Parteciperebbe a “Temptation Island” o al “Grande Fratello”?
«Non fa per me, ma Monica Contraffatto (altra azzurra, ndr) sarebbe perfetta».
Bebe Vio ha conosciuto Obama, a lei piacerebbe conoscere Trump?
«No, me lo risparmio volentieri».
La Russia non può partecipare ai Giochi per via dell’aggressione all’Ucraina: giusto?
«È giusto impedirlo ai Paesi che sono in guerra. Ma non si può colpire solo la Russia, occorre farlo con tutti»,
Lo farebbe anche con Israele?
«Tutti quelli che creano guerre e fanno genocidi. Lo sappiamo chi sono. Non c’è bisogno di fare nomi».

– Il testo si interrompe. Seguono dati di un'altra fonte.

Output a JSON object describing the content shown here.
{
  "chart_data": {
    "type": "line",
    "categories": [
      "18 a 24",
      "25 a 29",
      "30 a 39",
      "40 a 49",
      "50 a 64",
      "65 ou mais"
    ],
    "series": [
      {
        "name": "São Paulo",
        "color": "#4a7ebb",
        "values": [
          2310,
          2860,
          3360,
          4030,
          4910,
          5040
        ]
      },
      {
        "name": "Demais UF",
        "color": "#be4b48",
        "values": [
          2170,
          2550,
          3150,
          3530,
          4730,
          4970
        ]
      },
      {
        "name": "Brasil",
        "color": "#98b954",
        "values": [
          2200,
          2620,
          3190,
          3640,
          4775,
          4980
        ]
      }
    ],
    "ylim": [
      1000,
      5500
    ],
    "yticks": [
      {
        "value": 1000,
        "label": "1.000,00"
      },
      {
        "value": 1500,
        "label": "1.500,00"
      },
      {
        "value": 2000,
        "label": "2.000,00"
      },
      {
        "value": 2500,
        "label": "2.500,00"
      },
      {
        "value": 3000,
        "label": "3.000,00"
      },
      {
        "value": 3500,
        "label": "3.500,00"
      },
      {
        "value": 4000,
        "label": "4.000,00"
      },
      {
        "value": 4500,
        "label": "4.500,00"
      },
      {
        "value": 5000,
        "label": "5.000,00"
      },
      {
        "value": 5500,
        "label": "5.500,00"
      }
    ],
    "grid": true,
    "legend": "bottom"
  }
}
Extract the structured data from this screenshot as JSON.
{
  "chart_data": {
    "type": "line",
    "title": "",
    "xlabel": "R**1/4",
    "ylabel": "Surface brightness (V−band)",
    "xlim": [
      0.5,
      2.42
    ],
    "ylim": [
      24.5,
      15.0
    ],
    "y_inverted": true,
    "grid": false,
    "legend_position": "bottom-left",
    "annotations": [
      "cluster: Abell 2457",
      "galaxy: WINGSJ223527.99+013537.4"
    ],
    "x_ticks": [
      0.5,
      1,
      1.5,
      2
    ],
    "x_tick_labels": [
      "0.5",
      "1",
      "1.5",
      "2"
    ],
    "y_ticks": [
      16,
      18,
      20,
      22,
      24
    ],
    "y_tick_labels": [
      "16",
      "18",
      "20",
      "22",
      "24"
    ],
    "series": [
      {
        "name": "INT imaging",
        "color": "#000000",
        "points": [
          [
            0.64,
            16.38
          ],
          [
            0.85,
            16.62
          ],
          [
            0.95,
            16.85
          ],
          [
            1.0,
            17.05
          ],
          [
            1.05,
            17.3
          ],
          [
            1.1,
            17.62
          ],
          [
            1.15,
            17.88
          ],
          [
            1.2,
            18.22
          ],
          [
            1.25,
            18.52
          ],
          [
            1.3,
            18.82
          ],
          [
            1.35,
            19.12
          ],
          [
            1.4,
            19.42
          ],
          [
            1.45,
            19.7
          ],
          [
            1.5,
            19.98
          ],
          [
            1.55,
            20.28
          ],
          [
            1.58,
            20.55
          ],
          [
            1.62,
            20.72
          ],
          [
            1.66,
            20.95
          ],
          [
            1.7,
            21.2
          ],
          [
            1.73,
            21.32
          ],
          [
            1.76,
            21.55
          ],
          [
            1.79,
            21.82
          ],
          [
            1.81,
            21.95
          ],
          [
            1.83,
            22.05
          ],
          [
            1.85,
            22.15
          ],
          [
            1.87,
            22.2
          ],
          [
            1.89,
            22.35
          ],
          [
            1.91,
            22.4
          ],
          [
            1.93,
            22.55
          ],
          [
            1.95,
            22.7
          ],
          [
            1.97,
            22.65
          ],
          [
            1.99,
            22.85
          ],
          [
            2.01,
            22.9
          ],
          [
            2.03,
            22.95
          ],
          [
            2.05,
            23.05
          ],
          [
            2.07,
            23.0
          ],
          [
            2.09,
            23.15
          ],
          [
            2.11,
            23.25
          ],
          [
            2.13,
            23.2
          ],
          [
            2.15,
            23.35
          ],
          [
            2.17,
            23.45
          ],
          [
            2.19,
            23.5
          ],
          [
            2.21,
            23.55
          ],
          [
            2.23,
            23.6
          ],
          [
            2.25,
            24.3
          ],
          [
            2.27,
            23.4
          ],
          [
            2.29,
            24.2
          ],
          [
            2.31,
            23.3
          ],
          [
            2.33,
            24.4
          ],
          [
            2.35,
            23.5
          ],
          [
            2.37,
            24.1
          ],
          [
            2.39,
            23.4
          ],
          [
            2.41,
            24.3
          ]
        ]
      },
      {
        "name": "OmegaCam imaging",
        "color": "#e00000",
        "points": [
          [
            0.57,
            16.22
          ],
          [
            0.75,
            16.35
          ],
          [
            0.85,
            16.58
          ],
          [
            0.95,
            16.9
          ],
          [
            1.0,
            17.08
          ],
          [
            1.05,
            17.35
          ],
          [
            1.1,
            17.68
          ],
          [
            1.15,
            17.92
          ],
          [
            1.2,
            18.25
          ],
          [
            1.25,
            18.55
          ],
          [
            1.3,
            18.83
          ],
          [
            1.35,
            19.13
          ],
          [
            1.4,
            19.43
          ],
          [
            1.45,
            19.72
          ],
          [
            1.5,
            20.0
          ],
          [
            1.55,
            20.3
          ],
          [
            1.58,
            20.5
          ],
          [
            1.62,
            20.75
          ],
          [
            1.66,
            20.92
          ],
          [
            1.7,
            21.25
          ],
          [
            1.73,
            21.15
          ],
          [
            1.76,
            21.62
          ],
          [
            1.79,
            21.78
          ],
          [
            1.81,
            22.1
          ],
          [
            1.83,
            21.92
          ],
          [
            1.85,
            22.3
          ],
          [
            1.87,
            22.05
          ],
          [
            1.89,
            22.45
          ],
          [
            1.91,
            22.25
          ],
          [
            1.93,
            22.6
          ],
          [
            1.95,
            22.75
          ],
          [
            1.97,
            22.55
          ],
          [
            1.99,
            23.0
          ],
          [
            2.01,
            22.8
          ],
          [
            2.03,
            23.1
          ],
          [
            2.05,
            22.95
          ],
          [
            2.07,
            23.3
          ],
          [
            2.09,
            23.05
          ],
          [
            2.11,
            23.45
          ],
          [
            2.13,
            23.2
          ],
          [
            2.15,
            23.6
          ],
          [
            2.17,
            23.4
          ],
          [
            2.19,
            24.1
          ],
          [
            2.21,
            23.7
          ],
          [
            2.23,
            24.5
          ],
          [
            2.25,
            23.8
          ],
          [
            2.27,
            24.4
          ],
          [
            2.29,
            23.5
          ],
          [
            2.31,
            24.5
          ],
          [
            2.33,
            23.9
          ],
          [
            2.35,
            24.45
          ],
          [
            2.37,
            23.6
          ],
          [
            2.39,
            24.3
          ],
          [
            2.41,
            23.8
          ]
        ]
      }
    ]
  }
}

Se potesse tornare a una vita come prima dell’incidente, rinunciando però alla disabilità e a tutti i successi ottenuti, accetterebbe?
«Non baratterei mai nessun cambio di direzione della mia vita. Anzi, fosse per me, abbandonerai la narrazione del mondo paralimpico parlando delle storie private. Si farà un passo in avanti quando non ci sarà più il desiderio di conoscere gli incidenti. Certo, la curiosità è normale, ma non dovrebbe essere l’elemento principale dei racconti su di noi, non crede?». Parole da supereroe. O forse solo da ragazza speciale che un giorno consegnò il suo destino a una fata stravagante.